Placements durables : à chaque caisse de pension ses choix

Le débat autour des placements durables touche aussi les caisses de pension. Plutôt que d’introduire de nouvelles réglementations, misons sur une prise de conscience des conseils d’administration.
Philipp Rohrbach
  |  07 novembre 2023
    Droit et politique
  • Prévoyance professionnelle
La société réclame de plus en plus des mesures de protection du climat ‒ les institutions de prévoyance sont également interpellées. (Keystone)

En un coup d’œil

  • Les prescriptions de la prévoyance professionnelle en matière de placements ne font pas obstacle à la mise en œuvre de stratégies durables.
  • Les caisses de pension sont de plus en plus nombreuses à gérer leur fortune de prévoyance en appliquant des critères de durabilité.
  • Davantage de transparence leur permettrait toutefois de mettre en œuvre des stratégies plus efficaces en la matière.

Les dispositions relatives aux placements de la prévoyance professionnelle ne constituent pas un obstacle à une gestion de la fortune compatible avec le développement durable. Tel est le constat dressé par le Conseil fédéral dans un rapport adopté lors de sa séance du 30 août 2023 (Conseil fédéral 2023).

Grâce à des modifications ciblées des prescriptions de placement, les caisses de pension peuvent à présent investir directement dans des projets porteurs d’avenir, qui de ce fait s’inscrivent dans une démarche à long terme qui tient compte des préoccupations de durabilité. Depuis octobre 2020, elles peuvent ainsi investir dans des projets d’infrastructures et dans des infrastructures existantes et, depuis début 2022, dans des placements en Suisse non cotés en bourse.

Aussi le Conseil fédéral considère-t-il qu’aucune action immédiate n’est nécessaire concernant les prescriptions de placement du deuxième pilier. Il préfère laisser aux organes suprêmes des caisses de pension toute latitude de décider si, sous quelle forme et avec quelle intensité ils souhaitent inscrire les critères ESG (ESG : environnement, social, gouvernance) dans leurs règlements de placement.

Liberté n’est pas synonyme d’arbitraire

L’étude sur les caisses de pension en Suisse (Swisscanto 2022) montre que les caisses de pension sont de plus en plus nombreuses à inscrire les critères ESG dans leurs règlements de placement : alors qu’en 2015, elles n’étaient que 8 % à le faire, cette part est grimpée à 33 % en 2021. Parmi les institutions de prévoyance de droit public, 71 % appliquent les critères ESG.
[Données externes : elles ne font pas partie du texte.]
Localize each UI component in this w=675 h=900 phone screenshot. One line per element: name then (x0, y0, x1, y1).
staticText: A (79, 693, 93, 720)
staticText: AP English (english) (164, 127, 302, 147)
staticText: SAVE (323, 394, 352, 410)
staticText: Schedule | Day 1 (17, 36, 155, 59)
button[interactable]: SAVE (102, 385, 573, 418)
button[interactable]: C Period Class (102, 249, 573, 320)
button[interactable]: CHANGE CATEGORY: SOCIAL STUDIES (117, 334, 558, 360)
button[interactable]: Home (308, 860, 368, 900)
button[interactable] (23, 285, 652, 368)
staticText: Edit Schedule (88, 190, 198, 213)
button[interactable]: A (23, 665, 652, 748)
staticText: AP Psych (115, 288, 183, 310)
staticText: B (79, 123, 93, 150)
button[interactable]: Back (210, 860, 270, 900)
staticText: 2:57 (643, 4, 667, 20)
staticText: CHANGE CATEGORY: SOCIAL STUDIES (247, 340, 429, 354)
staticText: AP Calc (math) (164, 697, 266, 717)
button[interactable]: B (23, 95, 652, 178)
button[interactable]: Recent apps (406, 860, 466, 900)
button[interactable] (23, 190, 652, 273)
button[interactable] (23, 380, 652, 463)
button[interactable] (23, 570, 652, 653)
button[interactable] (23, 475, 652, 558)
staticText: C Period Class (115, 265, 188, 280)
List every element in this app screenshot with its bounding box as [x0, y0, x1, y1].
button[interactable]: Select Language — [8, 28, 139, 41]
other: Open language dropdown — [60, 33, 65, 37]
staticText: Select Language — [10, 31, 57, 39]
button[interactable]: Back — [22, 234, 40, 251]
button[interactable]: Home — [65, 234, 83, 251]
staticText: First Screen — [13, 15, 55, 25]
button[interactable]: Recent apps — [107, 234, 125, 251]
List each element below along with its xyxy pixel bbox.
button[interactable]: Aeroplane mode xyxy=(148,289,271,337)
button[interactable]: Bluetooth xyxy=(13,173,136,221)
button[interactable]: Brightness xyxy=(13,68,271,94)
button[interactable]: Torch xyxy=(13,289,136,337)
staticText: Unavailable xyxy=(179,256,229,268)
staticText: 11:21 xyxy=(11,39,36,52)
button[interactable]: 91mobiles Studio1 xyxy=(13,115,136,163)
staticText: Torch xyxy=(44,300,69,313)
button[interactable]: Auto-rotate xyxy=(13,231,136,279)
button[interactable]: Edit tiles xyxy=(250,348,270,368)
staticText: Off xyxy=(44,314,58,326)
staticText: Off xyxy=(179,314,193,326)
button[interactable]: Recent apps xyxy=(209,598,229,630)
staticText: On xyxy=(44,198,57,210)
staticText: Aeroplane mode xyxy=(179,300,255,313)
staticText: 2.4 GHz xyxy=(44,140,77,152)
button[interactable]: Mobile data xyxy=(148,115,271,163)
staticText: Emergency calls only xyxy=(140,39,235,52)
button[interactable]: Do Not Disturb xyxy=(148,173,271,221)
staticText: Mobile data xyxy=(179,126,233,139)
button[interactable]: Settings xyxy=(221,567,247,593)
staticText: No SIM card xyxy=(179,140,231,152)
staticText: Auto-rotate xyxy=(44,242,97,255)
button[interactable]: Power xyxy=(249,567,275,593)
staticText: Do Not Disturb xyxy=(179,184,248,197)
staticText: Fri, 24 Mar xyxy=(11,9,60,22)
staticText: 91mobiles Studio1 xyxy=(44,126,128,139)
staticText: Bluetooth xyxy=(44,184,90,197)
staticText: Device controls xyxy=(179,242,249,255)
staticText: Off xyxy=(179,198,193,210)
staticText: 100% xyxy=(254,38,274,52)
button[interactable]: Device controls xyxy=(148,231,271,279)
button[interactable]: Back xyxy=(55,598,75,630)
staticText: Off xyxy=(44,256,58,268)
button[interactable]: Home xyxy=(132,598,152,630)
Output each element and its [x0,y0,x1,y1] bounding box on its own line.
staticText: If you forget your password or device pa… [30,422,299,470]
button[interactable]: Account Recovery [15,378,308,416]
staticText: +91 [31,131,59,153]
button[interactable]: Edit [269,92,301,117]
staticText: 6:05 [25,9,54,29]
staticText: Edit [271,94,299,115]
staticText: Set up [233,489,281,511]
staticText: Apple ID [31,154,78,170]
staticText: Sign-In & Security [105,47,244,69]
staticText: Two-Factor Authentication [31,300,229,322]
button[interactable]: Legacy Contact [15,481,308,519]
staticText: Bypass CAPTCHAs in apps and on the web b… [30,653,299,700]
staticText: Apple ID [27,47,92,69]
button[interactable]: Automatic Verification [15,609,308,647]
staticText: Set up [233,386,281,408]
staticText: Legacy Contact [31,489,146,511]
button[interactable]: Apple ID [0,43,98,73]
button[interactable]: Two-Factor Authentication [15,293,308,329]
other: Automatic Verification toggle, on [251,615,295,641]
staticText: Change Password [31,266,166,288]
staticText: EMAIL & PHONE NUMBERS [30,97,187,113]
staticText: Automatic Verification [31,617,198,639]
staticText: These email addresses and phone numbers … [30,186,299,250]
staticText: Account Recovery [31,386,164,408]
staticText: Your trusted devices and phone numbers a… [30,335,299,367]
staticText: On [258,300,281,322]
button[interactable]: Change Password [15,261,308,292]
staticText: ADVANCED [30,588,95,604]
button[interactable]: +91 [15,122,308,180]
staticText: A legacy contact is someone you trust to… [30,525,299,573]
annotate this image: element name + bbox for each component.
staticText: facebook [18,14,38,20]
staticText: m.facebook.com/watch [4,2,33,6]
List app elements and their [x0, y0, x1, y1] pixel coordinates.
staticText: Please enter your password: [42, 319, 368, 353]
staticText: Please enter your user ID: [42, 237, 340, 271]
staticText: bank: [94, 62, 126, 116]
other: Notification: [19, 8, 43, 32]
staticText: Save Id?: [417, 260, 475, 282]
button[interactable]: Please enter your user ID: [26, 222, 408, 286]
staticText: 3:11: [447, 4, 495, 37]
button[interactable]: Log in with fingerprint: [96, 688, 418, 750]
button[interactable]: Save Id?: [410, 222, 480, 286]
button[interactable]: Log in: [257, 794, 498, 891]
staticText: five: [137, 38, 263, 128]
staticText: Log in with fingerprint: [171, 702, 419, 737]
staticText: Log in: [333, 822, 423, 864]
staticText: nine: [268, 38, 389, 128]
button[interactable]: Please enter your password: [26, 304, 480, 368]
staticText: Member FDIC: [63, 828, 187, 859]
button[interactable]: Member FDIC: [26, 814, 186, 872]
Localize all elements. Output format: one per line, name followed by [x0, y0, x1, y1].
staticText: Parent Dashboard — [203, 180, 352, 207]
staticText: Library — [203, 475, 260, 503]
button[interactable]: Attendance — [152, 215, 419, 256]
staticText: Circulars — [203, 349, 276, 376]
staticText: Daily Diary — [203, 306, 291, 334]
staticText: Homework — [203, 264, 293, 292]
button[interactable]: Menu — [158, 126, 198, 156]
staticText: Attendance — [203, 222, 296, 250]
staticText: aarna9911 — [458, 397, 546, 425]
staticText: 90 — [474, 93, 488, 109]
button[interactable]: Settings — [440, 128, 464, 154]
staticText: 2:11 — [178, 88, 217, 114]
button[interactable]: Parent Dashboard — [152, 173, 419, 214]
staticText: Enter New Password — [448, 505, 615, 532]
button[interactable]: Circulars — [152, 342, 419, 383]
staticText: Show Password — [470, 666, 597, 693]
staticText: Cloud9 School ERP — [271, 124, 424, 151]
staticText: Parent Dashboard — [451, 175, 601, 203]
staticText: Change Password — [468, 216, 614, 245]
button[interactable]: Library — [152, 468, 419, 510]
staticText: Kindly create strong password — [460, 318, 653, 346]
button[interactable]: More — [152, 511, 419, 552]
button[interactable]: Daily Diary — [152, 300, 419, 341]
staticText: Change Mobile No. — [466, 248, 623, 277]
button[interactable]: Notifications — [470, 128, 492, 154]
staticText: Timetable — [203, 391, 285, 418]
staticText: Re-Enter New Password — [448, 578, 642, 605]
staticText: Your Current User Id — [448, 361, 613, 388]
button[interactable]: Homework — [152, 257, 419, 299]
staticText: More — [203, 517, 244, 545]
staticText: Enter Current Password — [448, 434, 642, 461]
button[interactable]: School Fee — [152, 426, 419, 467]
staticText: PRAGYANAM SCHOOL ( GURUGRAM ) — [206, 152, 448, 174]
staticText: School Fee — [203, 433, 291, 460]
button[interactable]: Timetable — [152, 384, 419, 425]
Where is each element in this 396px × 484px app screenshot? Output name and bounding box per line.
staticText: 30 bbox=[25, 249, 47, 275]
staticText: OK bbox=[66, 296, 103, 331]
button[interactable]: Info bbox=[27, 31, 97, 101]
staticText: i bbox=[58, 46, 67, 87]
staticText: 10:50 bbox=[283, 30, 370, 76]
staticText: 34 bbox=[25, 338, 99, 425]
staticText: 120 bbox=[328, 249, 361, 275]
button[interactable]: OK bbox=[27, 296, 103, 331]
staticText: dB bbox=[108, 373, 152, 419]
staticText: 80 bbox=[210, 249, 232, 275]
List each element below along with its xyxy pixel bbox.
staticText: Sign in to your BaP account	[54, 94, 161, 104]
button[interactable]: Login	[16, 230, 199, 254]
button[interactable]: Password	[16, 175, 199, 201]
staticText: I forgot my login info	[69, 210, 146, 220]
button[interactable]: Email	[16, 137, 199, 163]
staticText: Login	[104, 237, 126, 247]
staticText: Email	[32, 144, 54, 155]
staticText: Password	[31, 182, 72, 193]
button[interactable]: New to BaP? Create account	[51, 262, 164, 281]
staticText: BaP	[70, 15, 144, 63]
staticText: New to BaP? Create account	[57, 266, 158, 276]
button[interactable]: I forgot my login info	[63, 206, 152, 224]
Dès lors, laisser l’organe suprême de chaque caisse de pension décider librement d’inclure ou non ces critères paraît plus judicieux. En effet, contrairement aux instituts financiers, les caisses de pension ne cherchent pas à réaliser des profits et sont gérées de façon paritaire. Le discours sociétal influe ainsi automatiquement sur leurs décisions de placements.

Le fait que les caisses de pension défendent des positions différentes concernant la prise en compte des critères ESG dans leur stratégie de placements ne signifie pas nécessairement qu’elles ne soient pas suffisamment sensibles aux enjeux climatiques. Plutôt qu’un patchwork incohérent, cette situation reflète la diversité des points de vue et des consensus touchant à l’économie durable.

Un débat très émotionnel

Le débat autour des critères ESG – et en particulier autour du E (pour environnement) – est hautement émotionnel. Dans ce contexte, il serait facile de surestimer l’impact bénéfique d’une régulation. Et cela vaut pour les deux camps.

Face à ce débat, une chose est sûre : si le changement climatique est une réalité scientifique, les mesures de l’État visant à protéger le climat sont une réalité politique. Concernant la stratégie de placement et sa mise en œuvre tactique, les caisses de pension ne pourront donc éviter de se confronter à ces questions, que les responsables des placements considèrent les mesures étatiques de protection du climat comme un service aux générations futures ou simplement comme inhérentes à la conjoncture. Autrement dit, il y a un siècle, aucune caisse de pension ne se serait obstinément cramponnée à une entreprise qui aurait continué à miser à tout prix sur les machines à vapeur.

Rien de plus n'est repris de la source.